Actual activities carried out by partnership relevant to determine trade tax liability
- 3 Minuten Lesezeit
In a decision published in April 2025 the Supreme Tax Court held that the effective day on which the actual activities are carried out by a partnership is relevant to determine the begin of its trade tax liability.
Background
At the center of the dispute was whether losses incurred in 2009 and 2010 by a limited partnership (KG) founded in 2008 could be taken into account for trade tax purposes. The purpose of the KG was the acquisition, ownership, development and planning, construction, redesign, operation, management, leasing, and sale of real estate projects. With this in mind, the KG acquired a plot of land in 2008 on which it had a hotel built by its limited partner (F GmbH). The plot was then to be sold; the KG itself did not intend to operate the hotel. Also in 2008, F GmbH undertook to transfer its shares in the KG; the transfer took place in 2011. In the end, the property was not sold.

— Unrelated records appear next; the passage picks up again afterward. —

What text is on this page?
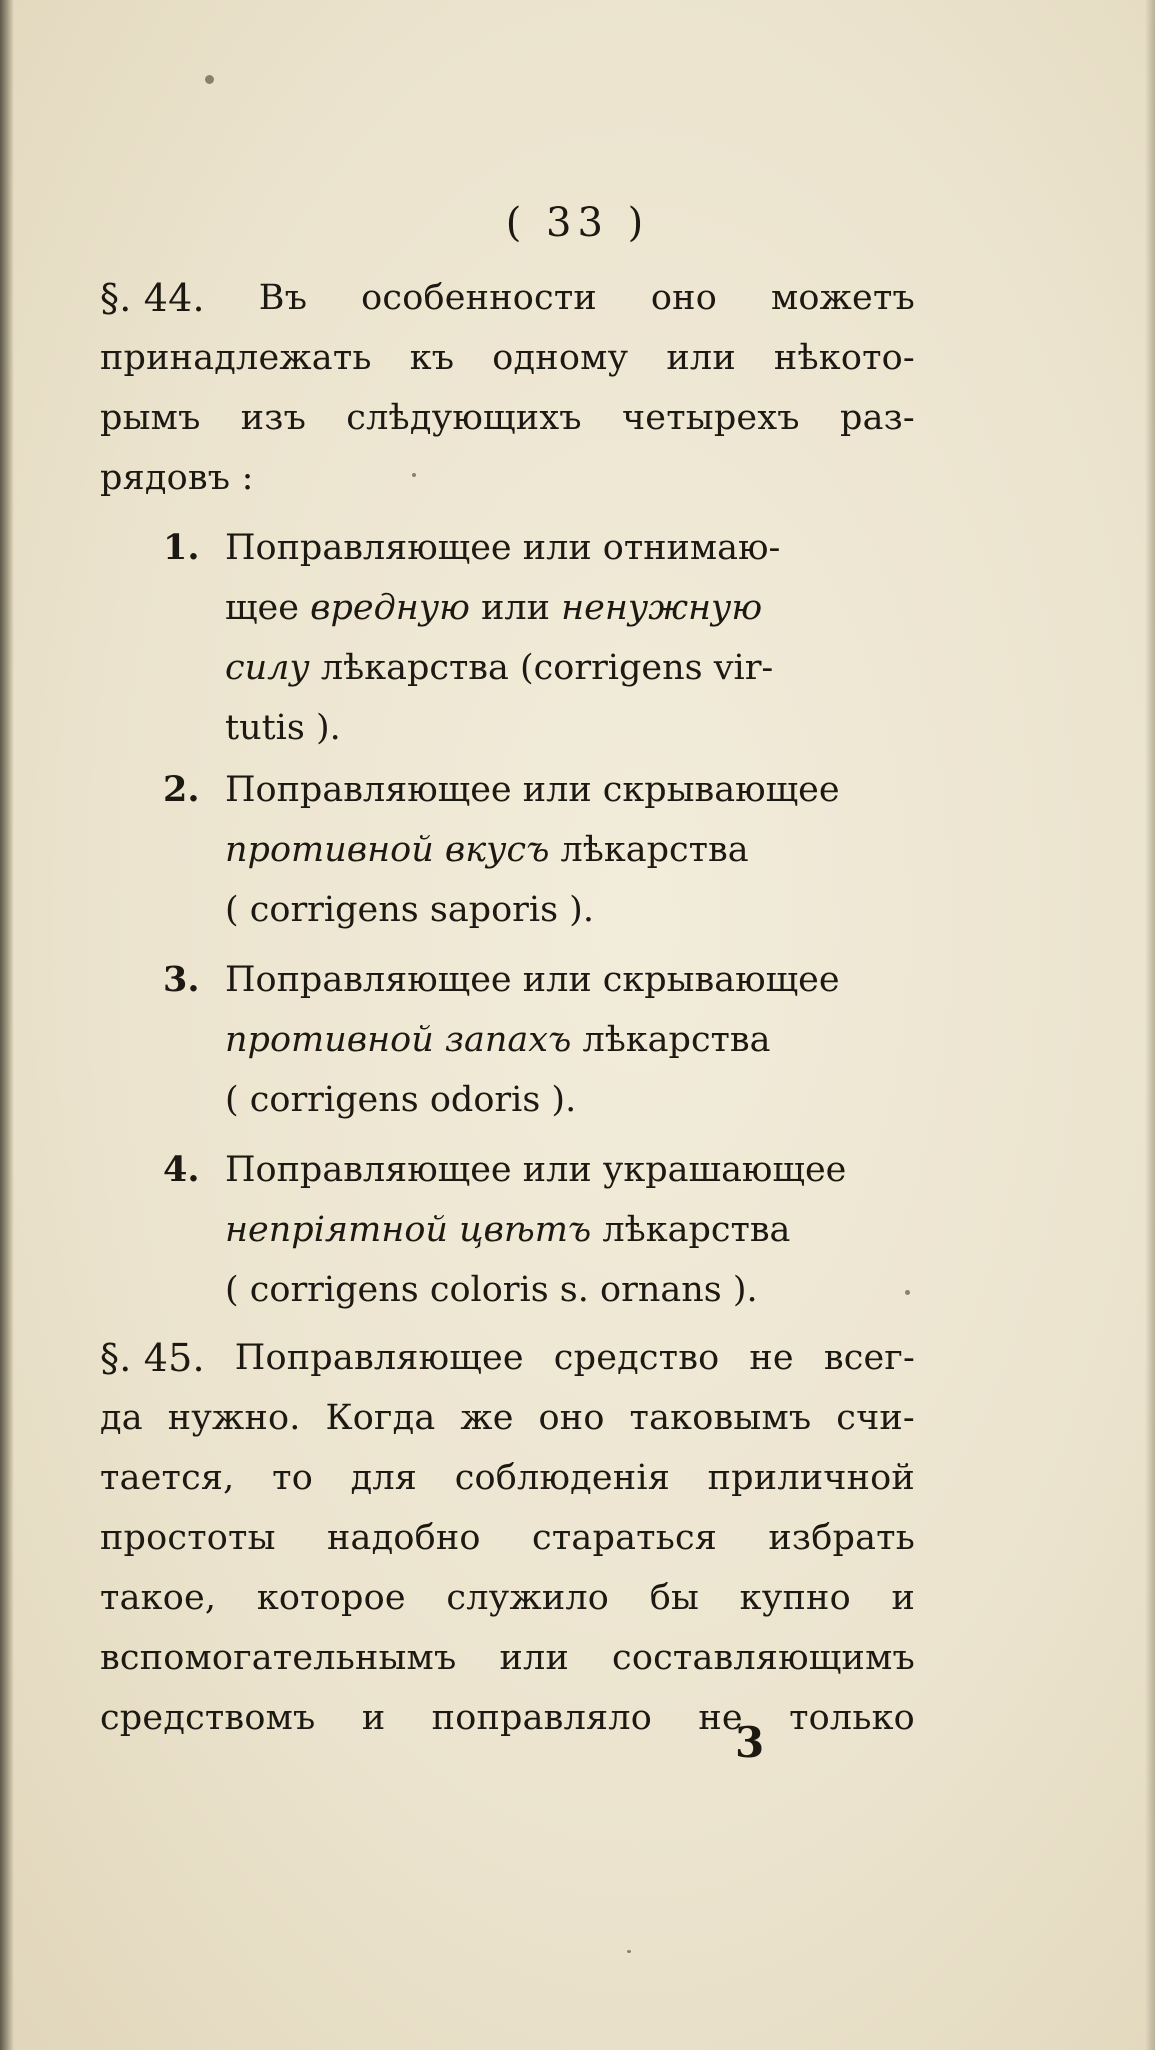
( 33 )
§. 44. Въ особенности оно можетъ
принадлежать къ одному или нѣкото-
рымъ изъ слѣдующихъ четырехъ раз-
рядовъ :
1. Поправляющее или отнимаю-
щее вредную или ненужную
силу лѣкарства (corrigens vir-
tutis ).
2. Поправляющее или скрывающее
противной вкусъ лѣкарства
( corrigens saporis ).
3. Поправляющее или скрывающее
противной запахъ лѣкарства
( corrigens odoris ).
4. Поправляющее или украшающее
непріятной цвѣтъ лѣкарства
( corrigens coloris s. ornans ).
§. 45. Поправляющее средство не всег-
да нужно. Когда же оно таковымъ счи-
тается, то для соблюденія приличной
простоты надобно стараться избрать
такое, которое служило бы купно и
вспомогательнымъ или составляющимъ
средствомъ и поправляло не только
3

Here is what the Supreme Tax Court had to say:
What is to be regarded as advertising activity of a partnership and is therefore relevant for the beginning of its material trade tax liability is determined on the basis of the activity carried out by the partnership. In this regard, the partnership and the partners involved must not be mingled.
The Supreme Tax Court distinguishes between companies whose activities are focused on the construction and sale of a specific property (in the case in question: a hotel) where trade tax liability begins at the earliest upon conclusion of the contract for the purchase of the land to be developed, and service providers with trade tax liability arising upon commencement of actual activities (in the case in question: the opening of the hotel).
According to the Supreme Tax Court, the intention of the persons participating in the company may not be taken into account when determining the objective trade tax liability. The levels of the partnership and the partners involved in it must not combined (see above). The Supreme Tax Court confirms its opinion expressed in an earlier judgment of 15 June 2023 (IV R 30/19). On this basis, the lower court (court of first instance) could not infer - as it did -from the shareholder's possible intention to sell her shareholding that the company owning the property intended to sell the property in question. This applies even if, from an economic point of view, the transfer of the shareholding should have been equivalent to the sale of the property.
The Supreme Tax Court also saw no violation of the general principle of equality (Art. 3 (1) Basic Law). In particular, In particular, it was not convinced of an unequal treatment of the sale of the property (asset deal) and the sale of the shareholding in the company that owns the property (share deal), given the nature of trade tax.
As a result, the tax office's appeal was successful and led to the reversal of the lower court's decision who had upheld the plaintiff's claim. Since this latter decision by the lower tax court did not contain sufficient findings as to whether the partnership in question was already subject to trade tax in 2009 and 2010 the case was referred back for further review. For the Supreme Tax Court, the question to be answered is if the company operated the hotel itself after completion and, if so, when it started operating the hotel.
Supreme Tax Court, judgment of 20 February 2025 (IV R 23/22) published on 24 April 2025.